We cannot assert that these experts’ advice is wrong. You can try their methods, observe the reactions, and then make adjustments. This article suggests using estimation in most cases, just as nutrition experts recommend a balanced diet.

If you are working on a self-funded project with unlimited budget and resources, then detailed estimation might not be necessary. You can calculate the ratio of costs to revenue and find the balance. However, if it’s a client-contractor project filled with uncertainties and risks during implementation, abandoning estimation could bring significant challenges and risks.

A few years ago, “Kanban Father” David Anderson prepared to write a book on Kanban practices and sent a researcher to China to collect material. This researcher was shocked to see that every card on the Kanban board had a committed delivery time, estimation, and progress tracking information. He was surprised and expressed that this was not the critical point of the Kanban method, considering it to be almost excessive control and pressure.

However, this approach reflects an acknowledgment of reality. When faced with highly coupled systems, uneven personnel quality, and immense pressure on version releases, this method is widely adopted in China and is actually a reasonable coping strategy. In similar situations, you might adopt a similar approach to manage projects.

### Estimation Methods Comparison

In Agile development, avoiding the use of linear sequences (like 1, 2, 3, 4, 5…) for estimation is key. Linear sequences easily give the team a false sense of precision, making it seem like the differences between each number can be accurately measured. However, they fail to adequately capture the uncertainty and complexity of requirements. This illusion might lead the team to underestimate risks when dealing with complex requirements, affecting the project’s progress.

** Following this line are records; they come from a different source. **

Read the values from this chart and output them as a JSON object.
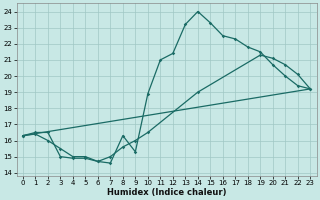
{
  "xlabel": "Humidex (Indice chaleur)",
  "bg_color": "#c8e8e5",
  "grid_color": "#a0c8c5",
  "line_color": "#1a6b65",
  "xlim": [
    -0.5,
    23.5
  ],
  "ylim": [
    13.8,
    24.5
  ],
  "xticks": [
    0,
    1,
    2,
    3,
    4,
    5,
    6,
    7,
    8,
    9,
    10,
    11,
    12,
    13,
    14,
    15,
    16,
    17,
    18,
    19,
    20,
    21,
    22,
    23
  ],
  "yticks": [
    14,
    15,
    16,
    17,
    18,
    19,
    20,
    21,
    22,
    23,
    24
  ],
  "line1_x": [
    0,
    1,
    2,
    3,
    4,
    5,
    6,
    7,
    8,
    9,
    10,
    11,
    12,
    13,
    14,
    15,
    16,
    17,
    18,
    19,
    20,
    21,
    22,
    23
  ],
  "line1_y": [
    16.3,
    16.5,
    16.5,
    15.0,
    14.9,
    14.9,
    14.7,
    14.6,
    16.3,
    15.3,
    18.9,
    21.0,
    21.4,
    23.2,
    24.0,
    23.3,
    22.5,
    22.3,
    21.8,
    21.5,
    20.7,
    20.0,
    19.4,
    19.2
  ],
  "line2_x": [
    0,
    23
  ],
  "line2_y": [
    16.3,
    19.2
  ],
  "line3_x": [
    0,
    1,
    2,
    3,
    4,
    5,
    6,
    7,
    8,
    9,
    10,
    14,
    19,
    20,
    21,
    22,
    23
  ],
  "line3_y": [
    16.3,
    16.4,
    16.0,
    15.5,
    15.0,
    15.0,
    14.7,
    15.0,
    15.6,
    16.0,
    16.5,
    19.0,
    21.3,
    21.1,
    20.7,
    20.1,
    19.2
  ]
}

#### Fibonacci Sequence (12358)

This method uses the numbers 1, 2, 3, 5, and 8 to estimate the size of requirements. These numbers are simple and clear, making them easy to use for direct calculations and for the team to reach a consensus. It is suitable for most teams, helping to quickly produce estimation results, and business personnel can easily understand it.

#### Power of Two Sequence (1248)

This method uses the numbers 1, 2, 4, and 8 for estimation. These numbers have larger gaps between them, making them suitable for quickly breaking down complex requirements into larger chunks. It is appropriate for situations requiring rough estimation, but it might not be as detailed as the Fibonacci sequence.

#### T-Shirt Sizing

This method uses labels like “XXS, XS, S, M, L, XL, XXL” to represent the size of requirements. While intuitive, it ultimately requires converting to numbers for calculation. It is suitable for quickly categorizing requirements, but be mindful that the subsequent conversion to numbers may increase complexity.

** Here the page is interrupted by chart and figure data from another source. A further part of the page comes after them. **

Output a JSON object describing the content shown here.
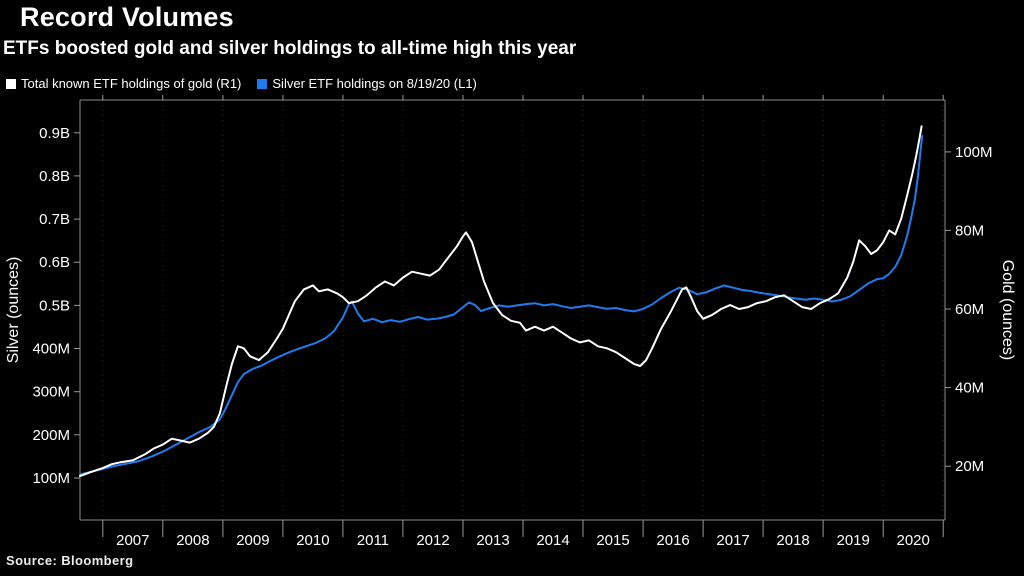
{
  "header": {
    "title": "Record Volumes",
    "subtitle": "ETFs boosted gold and silver holdings to all-time high this year"
  },
  "legend": {
    "items": [
      {
        "label": "Total known ETF holdings of gold (R1)",
        "color": "#ffffff"
      },
      {
        "label": "Silver ETF holdings on 8/19/20 (L1)",
        "color": "#1f7cf0"
      }
    ]
  },
  "footer": {
    "source": "Source: Bloomberg"
  },
  "colors": {
    "background": "#000000",
    "gold_line": "#ffffff",
    "silver_line": "#1f7cf0",
    "axis": "#8a8a8a"
  },
  "chart_data": {
    "type": "line",
    "title": "Record Volumes",
    "subtitle": "ETFs boosted gold and silver holdings to all-time high this year",
    "legend_position": "top-left",
    "grid": {
      "vertical": "dotted",
      "horizontal": "none"
    },
    "x_range": [
      2006.62,
      2021.03
    ],
    "x_axis": {
      "tick_years": [
        2007,
        2008,
        2009,
        2010,
        2011,
        2012,
        2013,
        2014,
        2015,
        2016,
        2017,
        2018,
        2019,
        2020,
        2021
      ],
      "labels": [
        "2007",
        "2008",
        "2009",
        "2010",
        "2011",
        "2012",
        "2013",
        "2014",
        "2015",
        "2016",
        "2017",
        "2018",
        "2019",
        "2020"
      ]
    },
    "left_axis": {
      "label": "Silver (ounces)",
      "unit": "million ounces of silver",
      "domain": [
        2.6,
        976
      ],
      "ticks": [
        {
          "value": 100,
          "label": "100M"
        },
        {
          "value": 200,
          "label": "200M"
        },
        {
          "value": 300,
          "label": "300M"
        },
        {
          "value": 400,
          "label": "400M"
        },
        {
          "value": 500,
          "label": "0.5B"
        },
        {
          "value": 600,
          "label": "0.6B"
        },
        {
          "value": 700,
          "label": "0.7B"
        },
        {
          "value": 800,
          "label": "0.8B"
        },
        {
          "value": 900,
          "label": "0.9B"
        }
      ]
    },
    "right_axis": {
      "label": "Gold (ounces)",
      "unit": "million ounces of gold",
      "domain": [
        6.3,
        113.2
      ],
      "ticks": [
        {
          "value": 20,
          "label": "20M"
        },
        {
          "value": 40,
          "label": "40M"
        },
        {
          "value": 60,
          "label": "60M"
        },
        {
          "value": 80,
          "label": "80M"
        },
        {
          "value": 100,
          "label": "100M"
        }
      ]
    },
    "series": [
      {
        "name": "Total known ETF holdings of gold (R1)",
        "axis": "right",
        "color": "#ffffff",
        "points": [
          [
            2006.62,
            17.5
          ],
          [
            2006.8,
            18.5
          ],
          [
            2007.0,
            19.5
          ],
          [
            2007.15,
            20.5
          ],
          [
            2007.3,
            21
          ],
          [
            2007.5,
            21.5
          ],
          [
            2007.7,
            23
          ],
          [
            2007.85,
            24.5
          ],
          [
            2008.0,
            25.5
          ],
          [
            2008.15,
            27
          ],
          [
            2008.3,
            26.5
          ],
          [
            2008.45,
            26
          ],
          [
            2008.6,
            27
          ],
          [
            2008.75,
            28.5
          ],
          [
            2008.85,
            30
          ],
          [
            2008.95,
            33.5
          ],
          [
            2009.05,
            40
          ],
          [
            2009.15,
            46
          ],
          [
            2009.25,
            50.5
          ],
          [
            2009.35,
            50
          ],
          [
            2009.45,
            48
          ],
          [
            2009.6,
            47
          ],
          [
            2009.75,
            49
          ],
          [
            2009.9,
            52.5
          ],
          [
            2010.0,
            55
          ],
          [
            2010.1,
            58.5
          ],
          [
            2010.2,
            62
          ],
          [
            2010.35,
            65
          ],
          [
            2010.5,
            66
          ],
          [
            2010.6,
            64.5
          ],
          [
            2010.75,
            65
          ],
          [
            2010.9,
            64
          ],
          [
            2011.0,
            63
          ],
          [
            2011.1,
            61.5
          ],
          [
            2011.25,
            62
          ],
          [
            2011.4,
            63.5
          ],
          [
            2011.55,
            65.5
          ],
          [
            2011.7,
            67
          ],
          [
            2011.85,
            66
          ],
          [
            2012.0,
            68
          ],
          [
            2012.15,
            69.5
          ],
          [
            2012.3,
            69
          ],
          [
            2012.45,
            68.5
          ],
          [
            2012.6,
            70
          ],
          [
            2012.75,
            73
          ],
          [
            2012.9,
            76
          ],
          [
            2013.0,
            78.5
          ],
          [
            2013.05,
            79.5
          ],
          [
            2013.15,
            77
          ],
          [
            2013.25,
            72
          ],
          [
            2013.35,
            67
          ],
          [
            2013.5,
            61.5
          ],
          [
            2013.65,
            58.5
          ],
          [
            2013.8,
            57
          ],
          [
            2013.95,
            56.5
          ],
          [
            2014.05,
            54.5
          ],
          [
            2014.2,
            55.5
          ],
          [
            2014.35,
            54.5
          ],
          [
            2014.5,
            55.5
          ],
          [
            2014.65,
            54
          ],
          [
            2014.8,
            52.5
          ],
          [
            2014.95,
            51.5
          ],
          [
            2015.1,
            52
          ],
          [
            2015.25,
            50.5
          ],
          [
            2015.4,
            50
          ],
          [
            2015.55,
            49
          ],
          [
            2015.7,
            47.5
          ],
          [
            2015.85,
            46
          ],
          [
            2015.95,
            45.5
          ],
          [
            2016.05,
            47
          ],
          [
            2016.15,
            50
          ],
          [
            2016.3,
            55
          ],
          [
            2016.45,
            59
          ],
          [
            2016.55,
            62
          ],
          [
            2016.65,
            65
          ],
          [
            2016.72,
            65.5
          ],
          [
            2016.8,
            63
          ],
          [
            2016.9,
            59.5
          ],
          [
            2017.0,
            57.5
          ],
          [
            2017.15,
            58.5
          ],
          [
            2017.3,
            60
          ],
          [
            2017.45,
            61
          ],
          [
            2017.6,
            60
          ],
          [
            2017.75,
            60.5
          ],
          [
            2017.9,
            61.5
          ],
          [
            2018.05,
            62
          ],
          [
            2018.2,
            63
          ],
          [
            2018.35,
            63.5
          ],
          [
            2018.5,
            62
          ],
          [
            2018.65,
            60.5
          ],
          [
            2018.8,
            60
          ],
          [
            2018.95,
            61.5
          ],
          [
            2019.1,
            62.5
          ],
          [
            2019.25,
            64
          ],
          [
            2019.4,
            68
          ],
          [
            2019.5,
            72
          ],
          [
            2019.6,
            77.5
          ],
          [
            2019.7,
            76
          ],
          [
            2019.8,
            74
          ],
          [
            2019.9,
            75
          ],
          [
            2020.0,
            77
          ],
          [
            2020.1,
            80
          ],
          [
            2020.2,
            79
          ],
          [
            2020.3,
            83
          ],
          [
            2020.4,
            89
          ],
          [
            2020.48,
            94
          ],
          [
            2020.55,
            99
          ],
          [
            2020.6,
            103
          ],
          [
            2020.64,
            106.5
          ]
        ]
      },
      {
        "name": "Silver ETF holdings on 8/19/20 (L1)",
        "axis": "left",
        "color": "#1f7cf0",
        "points": [
          [
            2006.62,
            108
          ],
          [
            2006.8,
            114
          ],
          [
            2007.0,
            121
          ],
          [
            2007.2,
            128
          ],
          [
            2007.4,
            133
          ],
          [
            2007.6,
            139
          ],
          [
            2007.8,
            149
          ],
          [
            2008.0,
            161
          ],
          [
            2008.2,
            176
          ],
          [
            2008.4,
            191
          ],
          [
            2008.6,
            206
          ],
          [
            2008.8,
            219
          ],
          [
            2008.95,
            236
          ],
          [
            2009.05,
            262
          ],
          [
            2009.15,
            292
          ],
          [
            2009.25,
            322
          ],
          [
            2009.35,
            341
          ],
          [
            2009.5,
            353
          ],
          [
            2009.65,
            361
          ],
          [
            2009.8,
            372
          ],
          [
            2009.95,
            382
          ],
          [
            2010.1,
            391
          ],
          [
            2010.25,
            399
          ],
          [
            2010.4,
            406
          ],
          [
            2010.55,
            413
          ],
          [
            2010.7,
            423
          ],
          [
            2010.85,
            440
          ],
          [
            2011.0,
            472
          ],
          [
            2011.1,
            503
          ],
          [
            2011.15,
            509
          ],
          [
            2011.25,
            481
          ],
          [
            2011.35,
            463
          ],
          [
            2011.5,
            469
          ],
          [
            2011.65,
            461
          ],
          [
            2011.8,
            466
          ],
          [
            2011.95,
            462
          ],
          [
            2012.1,
            468
          ],
          [
            2012.25,
            473
          ],
          [
            2012.4,
            467
          ],
          [
            2012.55,
            469
          ],
          [
            2012.7,
            473
          ],
          [
            2012.85,
            479
          ],
          [
            2013.0,
            496
          ],
          [
            2013.1,
            507
          ],
          [
            2013.2,
            501
          ],
          [
            2013.3,
            487
          ],
          [
            2013.45,
            494
          ],
          [
            2013.6,
            500
          ],
          [
            2013.75,
            497
          ],
          [
            2013.9,
            500
          ],
          [
            2014.05,
            503
          ],
          [
            2014.2,
            505
          ],
          [
            2014.35,
            500
          ],
          [
            2014.5,
            503
          ],
          [
            2014.65,
            498
          ],
          [
            2014.8,
            494
          ],
          [
            2014.95,
            497
          ],
          [
            2015.1,
            500
          ],
          [
            2015.25,
            496
          ],
          [
            2015.4,
            492
          ],
          [
            2015.55,
            494
          ],
          [
            2015.7,
            489
          ],
          [
            2015.85,
            486
          ],
          [
            2016.0,
            492
          ],
          [
            2016.15,
            502
          ],
          [
            2016.3,
            517
          ],
          [
            2016.45,
            530
          ],
          [
            2016.6,
            541
          ],
          [
            2016.75,
            536
          ],
          [
            2016.9,
            526
          ],
          [
            2017.05,
            530
          ],
          [
            2017.2,
            539
          ],
          [
            2017.35,
            546
          ],
          [
            2017.5,
            541
          ],
          [
            2017.65,
            536
          ],
          [
            2017.8,
            533
          ],
          [
            2017.95,
            529
          ],
          [
            2018.1,
            526
          ],
          [
            2018.25,
            523
          ],
          [
            2018.4,
            519
          ],
          [
            2018.55,
            516
          ],
          [
            2018.7,
            513
          ],
          [
            2018.85,
            516
          ],
          [
            2019.0,
            513
          ],
          [
            2019.15,
            509
          ],
          [
            2019.3,
            513
          ],
          [
            2019.45,
            521
          ],
          [
            2019.6,
            536
          ],
          [
            2019.75,
            551
          ],
          [
            2019.9,
            561
          ],
          [
            2020.0,
            563
          ],
          [
            2020.1,
            573
          ],
          [
            2020.2,
            589
          ],
          [
            2020.3,
            616
          ],
          [
            2020.4,
            662
          ],
          [
            2020.47,
            705
          ],
          [
            2020.53,
            748
          ],
          [
            2020.58,
            800
          ],
          [
            2020.62,
            855
          ],
          [
            2020.65,
            893
          ]
        ]
      }
    ]
  }
}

These methods share the commonality of avoiding linear sequences, using nonlinear sequences more effectively to reflect the complexity and uncertainty of requirements, thus helping teams make more reasonable decisions.

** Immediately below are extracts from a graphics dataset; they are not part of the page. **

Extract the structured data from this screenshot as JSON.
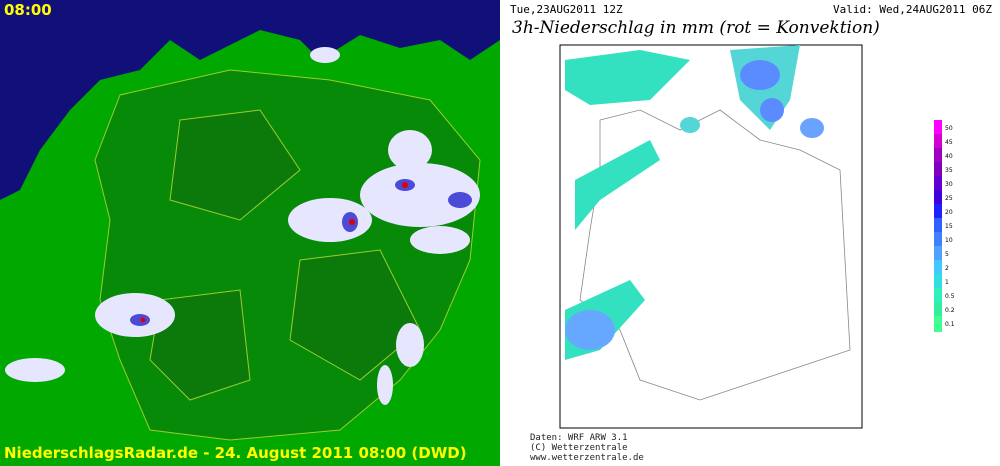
{
  "radar": {
    "time": "08:00",
    "caption": "NiederschlagsRadar.de - 24. August 2011 08:00 (DWD)"
  },
  "model": {
    "run": "Tue,23AUG2011 12Z",
    "valid": "Valid: Wed,24AUG2011 06Z",
    "title": "3h-Niederschlag in mm (rot = Konvektion)",
    "scale": [
      50,
      45,
      40,
      35,
      30,
      25,
      20,
      15,
      10,
      5,
      2,
      1,
      0.5,
      0.2,
      0.1
    ],
    "footer": [
      "Daten: WRF ARW 3.1",
      "(C) Wetterzentrale",
      "www.wetterzentrale.de"
    ]
  }
}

## Considerations of Atomic Agility

From the perspective of Atomic Agility, the estimation process should focus on quickly adapting and flexibly responding to changing requirements, rather than merely pursuing numerical precision. By applying the principle of Broader Perspective, teams not only focus on the specific details of the current requirements but also consider potential risks and future changes, making the estimation more strategic. The principle of Stronger Discipline emphasizes maintaining strict rules for splitting and merging tasks during the estimation process to ensure appropriate granularity and avoid getting bogged down by trivial details during execution. At the same time, using the approach of Clearer Gray Areas, teams can strike a balance between detailed planning and improvisation, ensuring they don’t lose their agility by overemphasizing perfect planning. These principles collectively guide teams to remain agile in the face of uncertainty, ensuring that estimates control risks while also promoting flexible project progress.